Whether patient care decides the question remains to be seen, but it seems to us that the nurses have made their case and the hospital, so far, has not.

The issue will go to an issues management board next month. A headline in Wednesday's edition of the Appeal ("No union for Carson-Tahoe nurses") overstated the situation. At this point, hospital administrators have rejected the idea of a separate union for nurses, but the matter is by no means dead.

Currently, an association represents all employees at the hospital. Many nurses have said they need a separate bargaining unit to address issues such as the quality of patient care, stress, efficiency and safety. They are calling for representation by Operating Engineers Local Union No. 3.

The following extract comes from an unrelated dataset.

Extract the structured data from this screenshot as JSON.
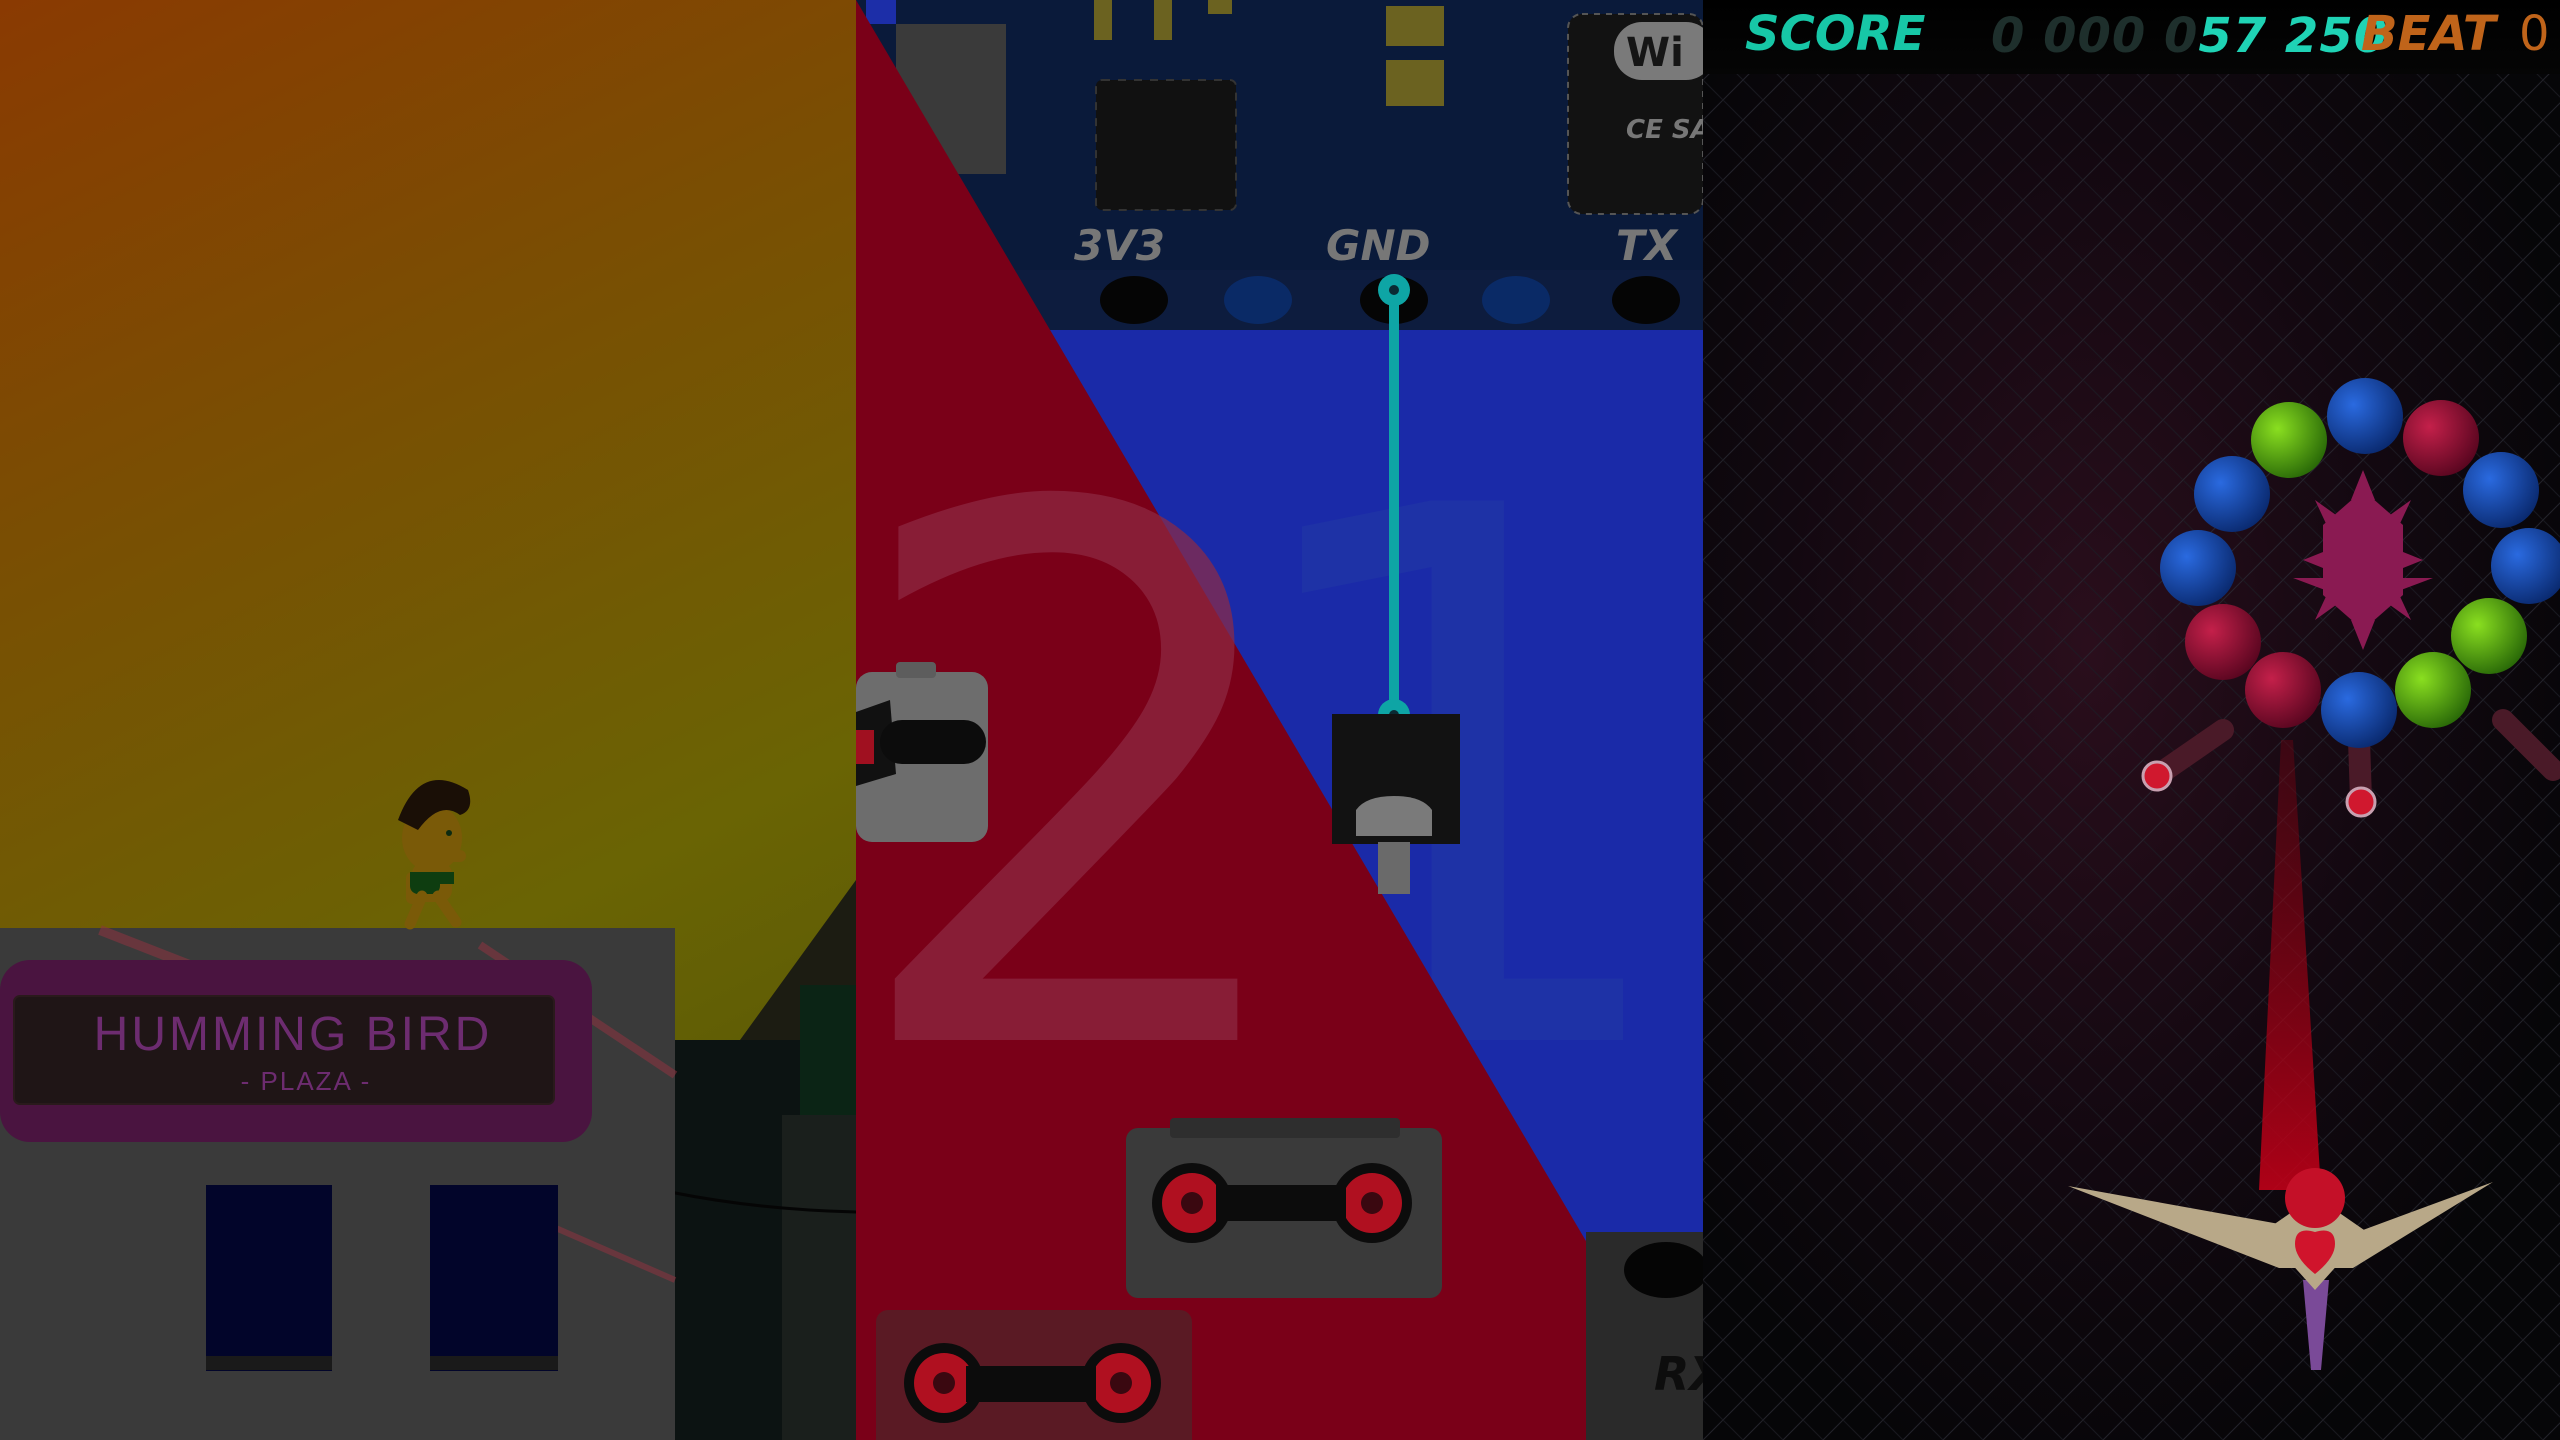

At this point, the hospital's response has been that "the current 'wall to wall' bargaining unit is the most appropriate unit for the hospital's interest ...."

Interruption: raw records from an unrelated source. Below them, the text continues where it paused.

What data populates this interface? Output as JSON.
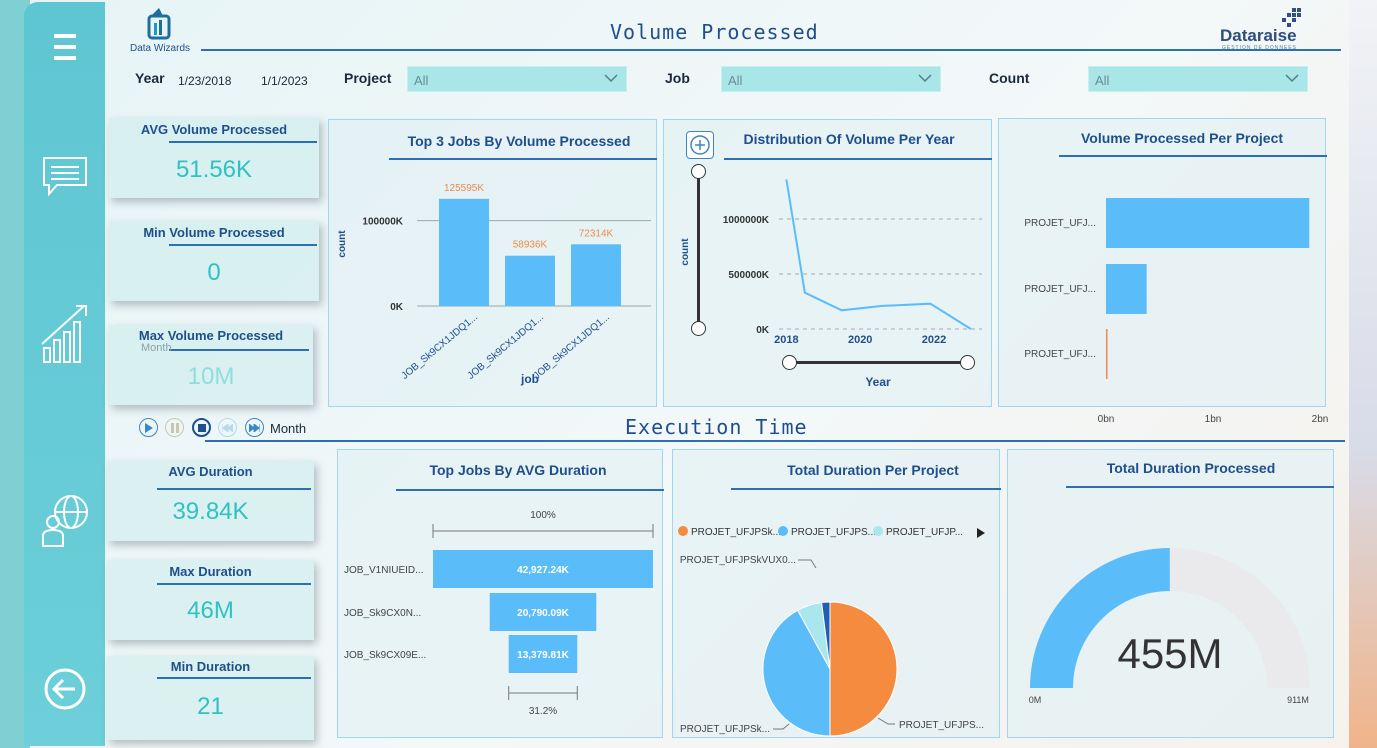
{
  "header": {
    "title": "Volume Processed",
    "brand_left": "Data Wizards",
    "brand_right": "Dataraise",
    "brand_right_tagline": "GESTION DE DONNEES"
  },
  "filters": {
    "year_label": "Year",
    "year_from": "1/23/2018",
    "year_to": "1/1/2023",
    "project_label": "Project",
    "project_value": "All",
    "job_label": "Job",
    "job_value": "All",
    "count_label": "Count",
    "count_value": "All"
  },
  "volume_kpis": [
    {
      "label": "AVG Volume Processed",
      "value": "51.56K"
    },
    {
      "label": "Min Volume Processed",
      "value": "0"
    },
    {
      "label": "Max Volume Processed",
      "value": "10M",
      "overlay": "Month"
    }
  ],
  "section2": {
    "title": "Execution Time",
    "play_label": "Month"
  },
  "duration_kpis": [
    {
      "label": "AVG Duration",
      "value": "39.84K"
    },
    {
      "label": "Max Duration",
      "value": "46M"
    },
    {
      "label": "Min Duration",
      "value": "21"
    }
  ],
  "chart_data": [
    {
      "type": "bar",
      "title": "Top 3 Jobs By Volume Processed",
      "xlabel": "job",
      "ylabel": "count",
      "categories": [
        "JOB_Sk9CX1JDQ1...",
        "JOB_Sk9CX1JDQ1...",
        "JOB_Sk9CX1JDQ1..."
      ],
      "values": [
        125595,
        58936,
        72314
      ],
      "data_labels": [
        "125595K",
        "58936K",
        "72314K"
      ],
      "yticks": [
        "0K",
        "100000K"
      ],
      "ylim": [
        0,
        150000
      ],
      "color": "#5bbcfa",
      "label_color": "#f0894a"
    },
    {
      "type": "line",
      "title": "Distribution Of Volume Per Year",
      "xlabel": "Year",
      "ylabel": "count",
      "x": [
        2018.0,
        2018.5,
        2019.5,
        2020.6,
        2021.9,
        2023.0
      ],
      "y": [
        1360000,
        330000,
        170000,
        210000,
        230000,
        0
      ],
      "xticks": [
        "2018",
        "2020",
        "2022"
      ],
      "yticks": [
        "0K",
        "500000K",
        "1000000K"
      ],
      "ylim": [
        0,
        1400000
      ],
      "xlim": [
        2017.8,
        2023.3
      ],
      "color": "#5bbcfa"
    },
    {
      "type": "bar",
      "orientation": "horizontal",
      "title": "Volume Processed Per Project",
      "categories": [
        "PROJET_UFJ...",
        "PROJET_UFJ...",
        "PROJET_UFJ..."
      ],
      "values": [
        1.9,
        0.38,
        0.01
      ],
      "xticks": [
        "0bn",
        "1bn",
        "2bn"
      ],
      "xlim": [
        0,
        2
      ],
      "colors": [
        "#5bbcfa",
        "#5bbcfa",
        "#f0894a"
      ]
    },
    {
      "type": "funnel",
      "title": "Top Jobs By AVG Duration",
      "categories": [
        "JOB_V1NIUEID...",
        "JOB_Sk9CX0N...",
        "JOB_Sk9CX09E..."
      ],
      "values": [
        42927.24,
        20790.09,
        13379.81
      ],
      "data_labels": [
        "42,927.24K",
        "20,790.09K",
        "13,379.81K"
      ],
      "top_pct": "100%",
      "bottom_pct": "31.2%",
      "color": "#5bbcfa"
    },
    {
      "type": "pie",
      "title": "Total Duration Per Project",
      "legend": [
        "PROJET_UFJPSk...",
        "PROJET_UFJPS...",
        "PROJET_UFJP..."
      ],
      "slice_labels": [
        "PROJET_UFJPS...",
        "PROJET_UFJPSk...",
        "PROJET_UFJPSkVUX0..."
      ],
      "values": [
        50,
        42,
        6,
        2
      ],
      "colors": [
        "#f58b3e",
        "#5bbcfa",
        "#a9e6ee",
        "#1f5fb4"
      ]
    },
    {
      "type": "gauge",
      "title": "Total Duration Processed",
      "value": 455,
      "min": 0,
      "max": 911,
      "value_label": "455M",
      "min_label": "0M",
      "max_label": "911M",
      "color": "#5bbcfa",
      "track": "#eaeaec"
    }
  ]
}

If that remains the main thrust of the administration's argument, then it will lose - and deservedly so.

The nurses are framing the debate in the interests of patient care. Isn't that supposed to be a public hospital's main concern? Certainly. Unless administrators somehow show that patients will somehow be treated worse because of a separate union agreement, then the nurses can raise their flag on that point.

Hospital administrators would be remiss, of course, if they weren't watching the bottom line. Carson-Tahoe Hospital belongs to the taxpayers of Carson City, but it continues to operate on its own revenue and has not had to dip into public funds.

In fact, the hospital has been flush in recent years. It has undertaken extensive expansion programs, very successfully at its rehabilitation center and at the hospital itself. It also became embroiled in the money pit known as Valley Meadows Care Center.

While it won't always be true, these are not tight times for Carson-Tahoe Hospital. Arguing that it shouldn't have to deal with a nurses union sounds more like a matter of convenience than finance.

And neither convenience nor finance trump the card held by nurses: patient care.